The report is damning. A year after the scandal which revealed the sending of badly inactivated anthrax to 194 laboratories around the world, the US Department of Defense delivers its conclusions. In the spring of 2015, the Dugway military laboratory, located in Utah (United States), was noticed by a major error: it exported the bacillus responsible for anthrax, highly pathogenic, officially inactivated. But anthrax was indeed active. The report published by the Pentagon highlights an organized laxity.
For the past ten years, the Dugway laboratory has been sending partially inactivated anthrax bacilli. It was a laboratory located at the American air base in Osan (South Korea) which launched the alert in the spring of 2015. The investigation quickly revealed that in total, 194 other structures, located in 9 countries, suffered from the same shortcomings, without causing any victim.

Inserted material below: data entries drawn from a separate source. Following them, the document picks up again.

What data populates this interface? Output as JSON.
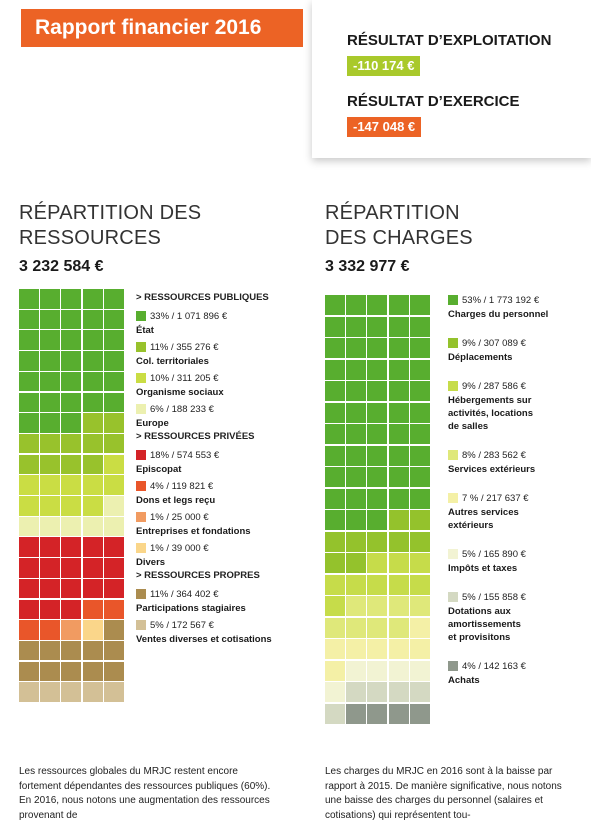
{
  "header": {
    "title": "Rapport financier 2016",
    "colors": {
      "orange": "#ec6325",
      "lime": "#a9c92b"
    }
  },
  "results": {
    "exploitation_label": "RÉSULTAT D’EXPLOITATION",
    "exploitation_value": "-110 174 €",
    "exercice_label": "RÉSULTAT D’EXERCICE",
    "exercice_value": "-147 048 €"
  },
  "chart_data": [
    {
      "type": "waffle",
      "title": "RÉPARTITION DES RESSOURCES",
      "total": "3 232 584 €",
      "groups": [
        {
          "label": "> RESSOURCES PUBLIQUES",
          "items": [
            {
              "value": "33% / 1 071 896 €",
              "name": "État",
              "percent": 33,
              "color": "#58ae2f"
            },
            {
              "value": "11% / 355 276 €",
              "name": "Col. territoriales",
              "percent": 11,
              "color": "#98c22c"
            },
            {
              "value": "10% / 311 205 €",
              "name": "Organisme sociaux",
              "percent": 10,
              "color": "#cadd44"
            },
            {
              "value": "6% / 188 233 €",
              "name": "Europe",
              "percent": 6,
              "color": "#ecf0b0"
            }
          ]
        },
        {
          "label": "> RESSOURCES PRIVÉES",
          "items": [
            {
              "value": "18% / 574 553 €",
              "name": "Episcopat",
              "percent": 18,
              "color": "#d42327"
            },
            {
              "value": "4% / 119 821 €",
              "name": "Dons et legs reçu",
              "percent": 4,
              "color": "#e9562a"
            },
            {
              "value": "1% / 25 000 €",
              "name": "Entreprises et fondations",
              "percent": 1,
              "color": "#f19b61"
            },
            {
              "value": "1% / 39 000 €",
              "name": "Divers",
              "percent": 1,
              "color": "#fad68a"
            }
          ]
        },
        {
          "label": "> RESSOURCES PROPRES",
          "items": [
            {
              "value": "11% / 364 402 €",
              "name": "Participations stagiaires",
              "percent": 11,
              "color": "#ab8c4f"
            },
            {
              "value": "5% / 172 567 €",
              "name": "Ventes diverses et cotisations",
              "percent": 5,
              "color": "#d3c096"
            }
          ]
        }
      ]
    },
    {
      "type": "waffle",
      "title": "RÉPARTITION DES CHARGES",
      "total": "3 332 977 €",
      "groups": [
        {
          "label": "",
          "items": [
            {
              "value": "53% / 1 773 192 €",
              "name": "Charges du personnel",
              "percent": 53,
              "color": "#58ae2f"
            },
            {
              "value": "9% / 307 089 €",
              "name": "Déplacements",
              "percent": 9,
              "color": "#94c22c"
            },
            {
              "value": "9% / 287 586 €",
              "name": "Hébergements sur activités, locations de salles",
              "percent": 9,
              "color": "#c6dc4a"
            },
            {
              "value": "8% / 283 562 €",
              "name": "Services extérieurs",
              "percent": 8,
              "color": "#dfe87a"
            },
            {
              "value": "7 % / 217 637 €",
              "name": "Autres services extérieurs",
              "percent": 7,
              "color": "#f4f0a6"
            },
            {
              "value": "5% / 165 890 €",
              "name": "Impôts et taxes",
              "percent": 5,
              "color": "#f2f3d3"
            },
            {
              "value": "5% / 155 858 €",
              "name": "Dotations aux amortissements et provisitons",
              "percent": 5,
              "color": "#d4d9c2"
            },
            {
              "value": "4% / 142 163 €",
              "name": "Achats",
              "percent": 4,
              "color": "#8f988c"
            }
          ]
        }
      ]
    }
  ],
  "footer": {
    "left_text": "Les ressources globales du MRJC restent encore fortement dépendantes des ressources publiques (60%). En 2016, nous notons une augmentation des ressources provenant de",
    "right_text": "Les charges du MRJC en 2016 sont à la baisse par rapport à 2015. De manière significative, nous notons une baisse des charges du personnel (salaires et cotisations) qui représentent tou-"
  }
}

The flaws highlighted by the Pentagon report are major: the Dugway laboratory’s monitoring and control system suffers from laxity. 12 people were implicated, including General William King. This manager from 2009 to 2011 systematically declined any responsibility.
Lack of knowledge
“The atmosphere of complacency has resulted in an organization plagued by errors and unable to identify systemic errors in the high-risk universe, which leaves no room for error, selective biological agents and toxins”, denounces the report revealed by USA Today.
The other 11 people simply suffer from a lack of scientific knowledge and are criticized for not respecting the safety rules imposed during the management and delivery of this type of high-risk material. The structure therefore did not have a program to verify that pathogens were not transmitted from one secure laboratory to another. More worrying: some members of the staff would have “regularly manipulated data”, in order to certify that the anthrax bacilli sent were inactivated and handled without protective equipment.
Another Pentagon report sets out the lessons to be learned from this incident. Dugway Laboratory should no longer be allowed to produce biological substances for outdoor use. On a larger scale, the control over American laboratories exploiting potential biological weapons must be harmonized, he recommends.